A look in to the distinct Tea Cultures around the globe21/12/2019 View: 8564
Sipping on tea is not just an activity like eating food or drinking water. Enjoying a nicely made cup of tea is an experience in itself. The most consumed beverage around the world after water is Tea. And every country, every region across the globe has their own style and culture around brewing, sharing and consuming teas. Here are some of the most popular tea cultures from around the world which have become popular over time.
India – Chai
In India, Chai is not a beverage. It is an emotion. From major corporate meetings to hangout sessions with buddies, chai is something that bonds people well. The Indian tea is a sweet, milky beverage with slight kick of spice from the blend of crushed ginger and cardamom. In India, you might not find an ATM or a public toilet when in need, but you’ll find a stall at every corner of the street, selling piping hot tea, served in tiny cups that resemble shot glasses. Since a decade, Indians have now also began experimenting with healthier options like green tea and organic black teas (sans milk) too.

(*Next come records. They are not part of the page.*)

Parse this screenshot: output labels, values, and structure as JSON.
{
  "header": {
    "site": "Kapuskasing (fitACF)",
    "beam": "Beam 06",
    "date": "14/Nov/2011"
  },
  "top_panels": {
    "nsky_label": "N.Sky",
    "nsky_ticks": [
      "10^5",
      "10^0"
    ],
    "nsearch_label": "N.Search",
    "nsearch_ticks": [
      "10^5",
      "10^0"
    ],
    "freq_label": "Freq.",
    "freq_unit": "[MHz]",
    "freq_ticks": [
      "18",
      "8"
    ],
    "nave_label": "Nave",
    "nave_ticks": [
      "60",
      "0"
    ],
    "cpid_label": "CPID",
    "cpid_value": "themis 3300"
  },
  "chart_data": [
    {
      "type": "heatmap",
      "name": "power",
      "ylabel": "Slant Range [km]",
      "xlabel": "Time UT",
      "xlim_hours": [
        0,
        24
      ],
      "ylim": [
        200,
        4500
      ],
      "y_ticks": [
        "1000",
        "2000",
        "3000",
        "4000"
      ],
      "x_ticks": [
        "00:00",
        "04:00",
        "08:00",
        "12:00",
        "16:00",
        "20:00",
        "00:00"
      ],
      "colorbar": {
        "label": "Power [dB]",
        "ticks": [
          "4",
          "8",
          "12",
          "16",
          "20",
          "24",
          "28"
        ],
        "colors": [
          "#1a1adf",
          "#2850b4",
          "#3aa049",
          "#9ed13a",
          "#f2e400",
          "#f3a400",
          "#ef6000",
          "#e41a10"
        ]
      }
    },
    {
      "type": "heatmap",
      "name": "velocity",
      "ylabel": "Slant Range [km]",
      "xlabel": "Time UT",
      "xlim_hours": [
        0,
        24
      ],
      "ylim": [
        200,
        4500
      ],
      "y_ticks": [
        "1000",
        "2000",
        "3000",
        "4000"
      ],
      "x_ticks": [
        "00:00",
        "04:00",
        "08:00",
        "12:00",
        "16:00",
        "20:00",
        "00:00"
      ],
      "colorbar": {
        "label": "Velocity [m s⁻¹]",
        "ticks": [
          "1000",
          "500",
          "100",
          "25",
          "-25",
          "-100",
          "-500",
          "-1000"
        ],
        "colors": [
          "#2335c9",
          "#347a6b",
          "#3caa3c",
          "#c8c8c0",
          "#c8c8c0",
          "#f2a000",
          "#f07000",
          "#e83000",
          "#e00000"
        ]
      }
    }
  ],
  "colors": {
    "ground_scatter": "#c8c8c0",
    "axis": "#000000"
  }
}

UK British – Afternoon Tea
If one talks about tea, then it is impossible that the British and their favourite pastime doesn’t come into the conversation. The United Kingdom and Tea is a love story made in heaven. Drinking Tea is an elaborate affair for the British. They enjoy an array of snacks like Scones, Sandwiches and Biscuits along with their tea, which could be either the unflavoured strong black tea, or the sweet milk version. Usually had at 3 or 4 PM, The Afternoon Tea is basically a mini meal to stem the hunger before supper time in the evening.
Japan – Matcha
Consuming tea in Japan is an elaborate affair in hospitality and well known across the world as a part of the Asian culture. The favourite kind of tea for the Japanese is the Matcha Tea, also known as powdered Green Tea. The Japanese Tea Ceremony, known as Chado or Chanoyu, which roughly translates to “Way of Tea”, is an important part of the Japanese culture. The Matcha Tea flavour has now inspired various desserts and snacks too, which people across the world savour with delight.
Korea – Darye
Despite China having invented and innovated the culture of drinking tea and the British spread it across the world centuries ago, Korea was a bit late to the “tea party’. The country has its own share of history and culture for Tea making, serving and which dates back to the early 1970s. A traditional Korean Tea has the infusion of various natural flavours like flowers, roots, seaweed and even mushrooms. Darye is the Korean Tea Ceremony, has taken influence from Zen Buddhism and each step from steeping the tea to serving them to the guests, is conducted with grace.
Morocco – Touareg
Tea in Morocco is directly linked to its warm hospitality, for which it is known around the world. The Moroccan Mint Tea is known as Touareg and it is at the heart of the Moroccan culture. Anyone who 1visits a house in Morocco is served with overly sweet beverage, and refusing it is considered rude. The process of making Tea in Morocco is known as Atai, where green tea, mint leaves are brewed and served in a coloured glass cup with generous amounts of sugar in them.
China – Oolong, Jasmine Cha Doa
If there’s any culture around the globe, who takes their tea brewing and drinking culture with utmost seriousness, then it is the Chinese. And the most popular method of making tea is the Gongfu Cha or Kung Fu Tea, which literally translates to Making Tea with Skills. Serving tea to people in China is a sign of respect, gratitude and an integral part of family celebrations. The Chinese also invite people to have tea with them as a mark of apology for any wrongdoing they have done. Another interesting aspect about the Chinese culture of tea, is tapping your finger on the table to thank your host for the hospitality.
What we can conclude from this is that no matter how different we are across countries and continents, if there’s something that binds us all together as a global family, it is Tea!